Abstract:
Objective The aim of this study was to investigate the basic information authorship and guideline development group of Chinese clinical practice guidelines published in medical journals in 2019, so as to provide reference for the establishment of the Chinese guideline working group in the future.
Methods We searched and collected Chinese guidelines published in 2019 from four electronic databases, including China National Knowledge Infrastructure, WanFang Data Knowledge Service Platform, SinoMed, and PubMed. Chinese Medical Journal Network, Hong Kong Journals Online, Hong Kong Macau Periodicals Network, UM Digital Library Portal, and Taiwan Scholar Journal Database were also searched as supplements. Based on the inclusion and exclusion criteria, two researchers independently screened guidelines by reading titles, abstracts, and full-texts. We extracted the basic information and information on the number, group, affiliation, specialty and discipline of guideline developers, and then made descriptive statistics.
Results Totally 226 qualified guidelines were included.The proportion of Chinese version vs.

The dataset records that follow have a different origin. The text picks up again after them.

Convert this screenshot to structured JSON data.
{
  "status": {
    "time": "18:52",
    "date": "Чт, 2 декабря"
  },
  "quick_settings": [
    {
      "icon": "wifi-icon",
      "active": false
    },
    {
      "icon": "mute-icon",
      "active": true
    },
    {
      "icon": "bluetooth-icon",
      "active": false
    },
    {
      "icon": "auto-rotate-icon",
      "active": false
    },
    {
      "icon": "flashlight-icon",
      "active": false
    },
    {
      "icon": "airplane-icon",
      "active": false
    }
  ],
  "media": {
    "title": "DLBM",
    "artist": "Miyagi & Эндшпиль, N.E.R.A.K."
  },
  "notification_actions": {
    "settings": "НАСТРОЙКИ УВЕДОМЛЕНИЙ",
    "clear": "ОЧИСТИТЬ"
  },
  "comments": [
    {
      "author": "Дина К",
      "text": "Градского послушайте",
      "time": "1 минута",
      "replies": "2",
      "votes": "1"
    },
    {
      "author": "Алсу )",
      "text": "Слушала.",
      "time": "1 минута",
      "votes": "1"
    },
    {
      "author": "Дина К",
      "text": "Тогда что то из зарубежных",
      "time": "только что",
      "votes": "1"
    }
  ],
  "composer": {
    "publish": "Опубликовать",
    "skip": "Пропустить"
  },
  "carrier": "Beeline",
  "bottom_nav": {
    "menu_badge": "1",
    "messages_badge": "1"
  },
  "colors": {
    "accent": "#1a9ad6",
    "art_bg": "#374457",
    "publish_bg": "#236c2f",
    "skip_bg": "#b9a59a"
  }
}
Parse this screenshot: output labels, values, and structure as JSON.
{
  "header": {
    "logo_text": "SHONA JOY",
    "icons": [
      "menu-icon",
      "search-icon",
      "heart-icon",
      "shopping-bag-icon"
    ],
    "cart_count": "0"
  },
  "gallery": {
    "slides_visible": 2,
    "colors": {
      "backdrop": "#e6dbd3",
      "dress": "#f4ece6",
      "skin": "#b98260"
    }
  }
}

English version was 4∶1, more than 70% of guidelines were guided by societies and associations. The median number of guideline authors was 38(22, 54).A total of 194 kind of groups were found in the 226 guidelines, "expert group" was the most common name, but there is a lack of definition and explanation of their specific responsibilities and work. 35.4%(80/226) guidelines reported the specialty of developers, most of the guideline developers were from a single specialty (49/80, 61.3%) like clinical specialty (72/80, 90.0%) and with a single discipline (46/72, 63.8%).Only six guidelines were involved evidence-based medicine methodologists. Hospitals were the main working units (6073/6637, 91.5%) of guideline developers, among which hospitals in Beijing, Shanghai and Guangzhou accounted for 27.3%.
Conclusions In the Chinese guidelines of 2019, there are important discrepancies, irregularity, and inadequate reports on authors' number, responsibility and grouping. We suggest that guideline developers not only attach importance to the methodology, and establish a guideline-development group with multidisciplinary and geographical representation and an appropriate size, but also give clear introductions and explanations when writing the guideline in the future.